The perfect stocking fillers
Maeve Binchy's passing last July was mourned by everyone who had been beguiled by her books, her journalism and the warmth of her personality. And so it was no surprise when her posthumously published final novel became an instant bestseller.
There was notable fiction from other Irish writers too, not least three arresting collections of stories – Kevin Barry's Dark Lies the Island (Cape), Joseph O'Connor's Where Have You Been? (Harvill Secker) and Emma Donoghue's Astray (Picador). And on the international scene, the peerless Alice Munro produced what's rumoured to be her last story collection, Dear Life.
THE CASUAL VACANCY JK Rowling (Little, Brown)
Children play key roles in Rowling's first adult novel, but they inhabit a world of drugs, sex and violence that would have horrified Harry Potter and his wizardly chums.
Middle-class smugness, provincialism and intolerance are the main targets in a well-paced blockbuster that tells a good story and has fun skewering most of its characters.
BRING UP THE BODIES
Hilary Mantel (Fourth Estate)
If you're partial to intelligent and well-researched historical novels and thought Wolf Hall an eminently worthy Man Booker winner, Mantel got the prize again for this follow-up to her Cromwellian saga. Fans will be eagerly awaiting the third in the trilogy.
THE TESTAMENT OF MARY
Colm Tóibín (Viking)
A short but intense imagining of what the mother of God was thinking and feeling when her earthly son was hounded, crucified and resurrected.
The author persuasively depicts a fallible, put-upon, sometimes angry woman who for two millennia has been consistantly portrayed as a passive icon of female purity.

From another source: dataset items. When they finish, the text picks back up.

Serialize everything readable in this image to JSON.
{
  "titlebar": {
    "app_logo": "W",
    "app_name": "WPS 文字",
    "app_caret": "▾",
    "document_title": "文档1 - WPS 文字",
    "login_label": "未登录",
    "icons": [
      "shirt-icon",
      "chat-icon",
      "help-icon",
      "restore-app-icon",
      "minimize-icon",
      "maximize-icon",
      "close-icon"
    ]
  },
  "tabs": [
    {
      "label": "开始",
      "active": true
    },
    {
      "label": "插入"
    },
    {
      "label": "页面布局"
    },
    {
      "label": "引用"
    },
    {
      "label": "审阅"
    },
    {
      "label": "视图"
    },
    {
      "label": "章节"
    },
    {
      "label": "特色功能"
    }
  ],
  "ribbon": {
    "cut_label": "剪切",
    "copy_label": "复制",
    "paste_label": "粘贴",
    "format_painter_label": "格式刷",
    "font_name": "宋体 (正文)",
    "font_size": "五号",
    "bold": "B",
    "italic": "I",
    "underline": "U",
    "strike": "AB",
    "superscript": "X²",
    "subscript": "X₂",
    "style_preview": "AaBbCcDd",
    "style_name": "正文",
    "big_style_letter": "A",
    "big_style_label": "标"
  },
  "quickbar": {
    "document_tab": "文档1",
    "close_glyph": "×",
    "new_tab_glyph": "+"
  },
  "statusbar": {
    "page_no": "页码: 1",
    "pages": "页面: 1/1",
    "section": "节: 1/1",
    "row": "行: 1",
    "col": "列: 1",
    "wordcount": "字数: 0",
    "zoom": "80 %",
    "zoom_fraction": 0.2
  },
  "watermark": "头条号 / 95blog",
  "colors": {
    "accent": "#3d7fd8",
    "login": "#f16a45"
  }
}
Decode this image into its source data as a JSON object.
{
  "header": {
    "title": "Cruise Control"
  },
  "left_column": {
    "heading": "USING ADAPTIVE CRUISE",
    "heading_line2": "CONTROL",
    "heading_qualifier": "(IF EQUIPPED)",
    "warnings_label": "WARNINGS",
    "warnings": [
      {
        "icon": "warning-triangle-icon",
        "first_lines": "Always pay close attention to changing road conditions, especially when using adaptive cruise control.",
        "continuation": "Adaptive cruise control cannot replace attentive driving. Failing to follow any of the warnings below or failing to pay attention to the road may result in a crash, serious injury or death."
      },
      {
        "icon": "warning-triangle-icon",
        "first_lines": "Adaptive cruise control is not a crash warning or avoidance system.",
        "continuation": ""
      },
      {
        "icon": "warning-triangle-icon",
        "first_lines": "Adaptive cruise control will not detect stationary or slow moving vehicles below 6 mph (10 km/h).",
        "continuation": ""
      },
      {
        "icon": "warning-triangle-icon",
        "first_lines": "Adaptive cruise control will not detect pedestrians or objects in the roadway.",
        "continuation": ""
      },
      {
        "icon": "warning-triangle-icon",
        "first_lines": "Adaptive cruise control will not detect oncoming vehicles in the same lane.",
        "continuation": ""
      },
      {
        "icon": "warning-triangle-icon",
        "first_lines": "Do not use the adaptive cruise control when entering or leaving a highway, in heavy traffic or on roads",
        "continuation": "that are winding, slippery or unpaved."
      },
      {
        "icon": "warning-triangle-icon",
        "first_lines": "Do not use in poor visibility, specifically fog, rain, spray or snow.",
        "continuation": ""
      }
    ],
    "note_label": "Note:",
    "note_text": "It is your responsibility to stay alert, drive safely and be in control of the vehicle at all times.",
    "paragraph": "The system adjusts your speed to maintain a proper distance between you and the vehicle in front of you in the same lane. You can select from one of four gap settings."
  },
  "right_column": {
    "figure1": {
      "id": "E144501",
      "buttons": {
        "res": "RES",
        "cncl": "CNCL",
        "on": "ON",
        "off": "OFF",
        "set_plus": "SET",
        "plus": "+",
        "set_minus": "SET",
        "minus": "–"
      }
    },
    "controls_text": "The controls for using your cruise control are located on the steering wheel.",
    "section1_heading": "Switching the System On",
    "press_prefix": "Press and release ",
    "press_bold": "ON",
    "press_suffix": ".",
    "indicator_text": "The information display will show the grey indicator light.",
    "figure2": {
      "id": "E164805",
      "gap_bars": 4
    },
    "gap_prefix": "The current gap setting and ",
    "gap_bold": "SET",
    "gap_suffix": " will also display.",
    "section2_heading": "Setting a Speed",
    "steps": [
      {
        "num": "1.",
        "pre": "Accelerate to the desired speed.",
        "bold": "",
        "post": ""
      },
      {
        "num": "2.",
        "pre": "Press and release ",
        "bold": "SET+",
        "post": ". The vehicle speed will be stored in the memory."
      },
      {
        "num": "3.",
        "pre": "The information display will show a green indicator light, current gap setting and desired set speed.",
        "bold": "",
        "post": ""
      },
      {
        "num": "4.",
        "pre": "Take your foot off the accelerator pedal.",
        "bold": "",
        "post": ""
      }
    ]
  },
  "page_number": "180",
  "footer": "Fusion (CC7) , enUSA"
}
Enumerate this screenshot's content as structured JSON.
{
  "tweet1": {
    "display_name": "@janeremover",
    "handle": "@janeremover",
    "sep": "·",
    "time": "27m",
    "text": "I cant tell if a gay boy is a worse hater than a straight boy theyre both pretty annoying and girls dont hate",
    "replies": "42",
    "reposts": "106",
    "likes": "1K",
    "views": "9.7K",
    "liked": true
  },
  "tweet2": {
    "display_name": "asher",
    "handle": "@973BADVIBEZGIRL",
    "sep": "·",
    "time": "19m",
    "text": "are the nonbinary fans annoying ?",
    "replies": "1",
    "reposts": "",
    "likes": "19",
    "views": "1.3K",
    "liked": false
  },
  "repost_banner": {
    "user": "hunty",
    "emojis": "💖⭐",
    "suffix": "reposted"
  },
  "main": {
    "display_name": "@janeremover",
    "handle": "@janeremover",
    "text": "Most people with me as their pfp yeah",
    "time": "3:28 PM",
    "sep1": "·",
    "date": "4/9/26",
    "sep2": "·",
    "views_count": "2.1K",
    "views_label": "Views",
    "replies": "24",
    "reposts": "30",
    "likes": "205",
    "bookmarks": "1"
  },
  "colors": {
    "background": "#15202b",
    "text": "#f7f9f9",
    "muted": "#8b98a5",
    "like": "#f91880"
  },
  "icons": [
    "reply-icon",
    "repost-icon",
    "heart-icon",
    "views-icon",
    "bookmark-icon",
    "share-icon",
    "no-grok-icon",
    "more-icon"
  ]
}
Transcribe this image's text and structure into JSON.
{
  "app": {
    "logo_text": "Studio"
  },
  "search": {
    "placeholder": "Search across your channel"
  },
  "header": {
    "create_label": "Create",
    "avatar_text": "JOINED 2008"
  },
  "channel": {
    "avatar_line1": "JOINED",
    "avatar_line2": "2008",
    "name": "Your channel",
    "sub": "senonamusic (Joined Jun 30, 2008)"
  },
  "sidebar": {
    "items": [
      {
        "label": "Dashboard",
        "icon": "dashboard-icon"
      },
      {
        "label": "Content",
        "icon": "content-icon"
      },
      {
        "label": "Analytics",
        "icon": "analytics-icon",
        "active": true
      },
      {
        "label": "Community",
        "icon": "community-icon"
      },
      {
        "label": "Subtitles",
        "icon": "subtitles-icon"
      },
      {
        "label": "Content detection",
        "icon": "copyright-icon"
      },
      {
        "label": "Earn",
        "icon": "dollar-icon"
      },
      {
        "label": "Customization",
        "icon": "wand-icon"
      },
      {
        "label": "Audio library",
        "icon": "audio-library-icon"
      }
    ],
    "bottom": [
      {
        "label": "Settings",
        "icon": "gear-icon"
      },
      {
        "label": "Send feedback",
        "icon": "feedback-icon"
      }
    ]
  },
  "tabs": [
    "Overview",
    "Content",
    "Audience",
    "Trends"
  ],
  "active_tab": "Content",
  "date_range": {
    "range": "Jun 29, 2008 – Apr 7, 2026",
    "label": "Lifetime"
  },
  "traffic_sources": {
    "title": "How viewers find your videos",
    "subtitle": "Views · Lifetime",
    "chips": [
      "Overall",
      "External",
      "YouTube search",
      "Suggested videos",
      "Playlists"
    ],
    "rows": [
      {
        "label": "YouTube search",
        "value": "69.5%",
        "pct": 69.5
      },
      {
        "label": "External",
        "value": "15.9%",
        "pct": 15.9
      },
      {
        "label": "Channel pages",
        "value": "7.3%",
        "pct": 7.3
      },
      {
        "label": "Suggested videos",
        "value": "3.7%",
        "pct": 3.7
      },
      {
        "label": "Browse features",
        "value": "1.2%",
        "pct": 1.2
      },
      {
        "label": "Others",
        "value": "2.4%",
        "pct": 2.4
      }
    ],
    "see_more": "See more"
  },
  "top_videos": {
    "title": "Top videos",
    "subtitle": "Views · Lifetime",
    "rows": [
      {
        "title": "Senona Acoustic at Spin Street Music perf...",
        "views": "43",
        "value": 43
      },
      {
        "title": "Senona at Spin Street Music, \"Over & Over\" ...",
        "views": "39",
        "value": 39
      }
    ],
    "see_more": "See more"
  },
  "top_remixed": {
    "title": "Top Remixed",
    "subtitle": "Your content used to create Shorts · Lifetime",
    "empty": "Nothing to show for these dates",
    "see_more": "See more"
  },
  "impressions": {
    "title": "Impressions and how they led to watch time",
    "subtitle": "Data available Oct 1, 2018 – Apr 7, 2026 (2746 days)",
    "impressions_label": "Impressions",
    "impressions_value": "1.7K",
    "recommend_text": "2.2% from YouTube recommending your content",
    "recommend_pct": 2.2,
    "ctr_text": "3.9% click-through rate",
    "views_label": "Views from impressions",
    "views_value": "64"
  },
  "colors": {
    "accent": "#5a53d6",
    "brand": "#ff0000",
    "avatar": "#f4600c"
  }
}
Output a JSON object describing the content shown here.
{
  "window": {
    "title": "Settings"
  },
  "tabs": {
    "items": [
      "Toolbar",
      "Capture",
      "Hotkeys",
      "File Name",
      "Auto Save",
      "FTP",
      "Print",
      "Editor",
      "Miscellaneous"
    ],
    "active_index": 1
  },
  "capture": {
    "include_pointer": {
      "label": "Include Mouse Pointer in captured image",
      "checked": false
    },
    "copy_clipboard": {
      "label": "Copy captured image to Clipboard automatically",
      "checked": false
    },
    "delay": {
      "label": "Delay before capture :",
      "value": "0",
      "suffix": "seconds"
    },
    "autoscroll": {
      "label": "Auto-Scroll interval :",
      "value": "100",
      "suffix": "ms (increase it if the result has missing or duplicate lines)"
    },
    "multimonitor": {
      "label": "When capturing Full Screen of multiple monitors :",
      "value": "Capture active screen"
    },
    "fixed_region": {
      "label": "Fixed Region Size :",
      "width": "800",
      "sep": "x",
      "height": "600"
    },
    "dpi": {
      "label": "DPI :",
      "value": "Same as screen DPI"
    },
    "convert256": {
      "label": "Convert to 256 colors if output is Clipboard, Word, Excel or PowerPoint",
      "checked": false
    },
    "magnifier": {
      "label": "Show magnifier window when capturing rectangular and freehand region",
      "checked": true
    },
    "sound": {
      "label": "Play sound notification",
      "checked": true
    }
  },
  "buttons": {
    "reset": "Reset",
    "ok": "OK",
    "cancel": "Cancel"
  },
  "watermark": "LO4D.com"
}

Gillian Flynn (Weidenfeld & Nicolson)
One of the year's finest thrillers, this concerns a thirty-something wife who suddenly vanishes from the rural backwater in which she and her husband had settled following the collapse of their Manhattan lifestyle.
The story of the marriage and disappearance is told by each spouse in alternate chapters and becomes increasingly unsettling, though the book is darkly funny, too, in its dissection of the war between men and women.
A WEEK IN WINTER
Maeve Binchy (Orion)
The swan song of Ireland's most loved novelist. The setting is a West of Ireland hotel in which a variety of people seek a resolution to their separate problems.
The device is not new but the author brings to each character her customary humanity, so you can't help caring how their lives turn out.
ONE HUNDRED NAMES
Cecelia Ahern (HarperCollins)
Ahern has a fondness for mysteries that must be unravelled, and here disgraced young journalist Kitty sets about making sense of a list of names left by her late mentor, Constance.
There are intriguing parallels to contemporary Irish controversies but these aren't allowed to darken the author's usual benign view of life and relationships.
FIFTY SHADES OF GREY
EL James offers sado-masochism and sexual enslavement as the key to fulfilment in the year's publishing phenomenon.
Maybe your granny or maiden aunt hasn't read it yet, or maybe they'll just shrug and say: been there, done that.
John Banville (Viking)
Youthful love for an older woman in the small-town Ireland of a vanished age leads this Man Booker winner to reflect on desire, transience and memory.
Exquisitely written, which was to be expected, but entirely accessible, too, which isn't always a given with this writer, and very moving.
An impressive first novel by an American who lived in Dublin for some years and who, in A Preparation for Death, had written a raucous account of his time here. The Apartment follows the attempts of an Iraq vet to find accommodation in an unnamed European city and to come to terms with his past life.
The wintry city is brilliantly evoked, along with the narrator's sense of alienation from most of the people he encounters, even from the young local woman who accompanies him on his quest.
Irene Nemirovsky (Chatto)
Nemirovsky's first novel, written when she was just 21, is an astonishingly mature account of a doomed adulterous affair.
Published in France in the 1920s and only now translated into English, it deserves to be ranked alongside all the other fine novels by this great writer.
Ian McEwan (Cape)
For most of its length, this account of a young woman's adventures in the British secret service of the 1970s reads like Le Carre-lite, but with McEwan nothing is ever quite as it seems and towards the end the reader is asked to re-examine what's gone before.
Real-life friends and acquaintances of the author have walk-on parts, which you may find fascinating.
Martin Amis (Cape)
Featured as a brilliant young turk in McEwan's novel, Amis is here in his contemporary curmudgeonly self, attempting a what's-wrong-with-England analysis from the comfortable distance of his New York exile.
Some of the satirical setpieces in this broad-stroke chronicle of a lottery-winning lout have a crude energy.